In New York Burning’s Preface, Lepore outlines how one of the fundamental contradictions her book will explore is that of America’s dual relationships to slavery and liberty. For Lepore, these two categories cannot be separated from each other when considering American history, and America’s emphasis on personal independence and liberty must be understood together with its practice of human bondage.
“‘After they had conquered,’ Hughson told Tom, the slave of a French silversmith, ‘they would know what it was to be free Men.’”
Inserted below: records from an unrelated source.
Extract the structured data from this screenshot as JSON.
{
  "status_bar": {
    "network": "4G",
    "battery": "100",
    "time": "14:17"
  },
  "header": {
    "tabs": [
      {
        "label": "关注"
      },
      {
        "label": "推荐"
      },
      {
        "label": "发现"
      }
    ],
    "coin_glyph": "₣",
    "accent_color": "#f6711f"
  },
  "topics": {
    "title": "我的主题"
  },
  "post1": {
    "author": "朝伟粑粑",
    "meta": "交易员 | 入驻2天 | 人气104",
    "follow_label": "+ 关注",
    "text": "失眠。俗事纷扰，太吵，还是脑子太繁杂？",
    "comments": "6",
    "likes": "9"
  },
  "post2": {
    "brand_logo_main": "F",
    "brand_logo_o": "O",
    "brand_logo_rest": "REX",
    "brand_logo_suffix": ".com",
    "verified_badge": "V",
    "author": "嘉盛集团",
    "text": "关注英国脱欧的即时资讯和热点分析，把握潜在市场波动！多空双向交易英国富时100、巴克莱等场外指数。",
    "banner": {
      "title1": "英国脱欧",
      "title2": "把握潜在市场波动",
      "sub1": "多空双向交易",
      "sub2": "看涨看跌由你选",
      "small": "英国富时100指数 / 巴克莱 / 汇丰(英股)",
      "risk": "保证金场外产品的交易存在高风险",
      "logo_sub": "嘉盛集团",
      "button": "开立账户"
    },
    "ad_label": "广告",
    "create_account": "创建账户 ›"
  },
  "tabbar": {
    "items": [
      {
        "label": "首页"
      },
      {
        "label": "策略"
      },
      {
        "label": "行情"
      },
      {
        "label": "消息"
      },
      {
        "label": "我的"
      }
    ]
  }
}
In this quote, Hughson explains to a slave the desired purpose of the planned rebellion: to grant the slaves a taste of the freedom they had been denied. As slaves, African Americans are denied any recognition by their owners of being human, as they are denied any rights and are forced to follow the desires of their masters.
“Maybe what looked to white New Yorkers like an ‘unparallel’d Hellish Plot’ was in fact play, a topsy-turvy parody of gentlemen’s clubs […] Or maybe it really was a rebellion, inspired in part by all the talk of liberty in the city’s newspapers […] [or maybe] the whole plot was merely the awful product of Daniel Horsmanden’s anguished imagination.”
Early on in New York Burning, Lepore introduces the idea that the slave plot as described in Daniel Horsmanden’s Journal may in fact have been imagined, or a joke gone out of hand. As none of the accused slaves left accounts of the plot, and the only historical evidence comes from Horsmanden, Lepore suggests that the full truth of the 1741 fires may never be known.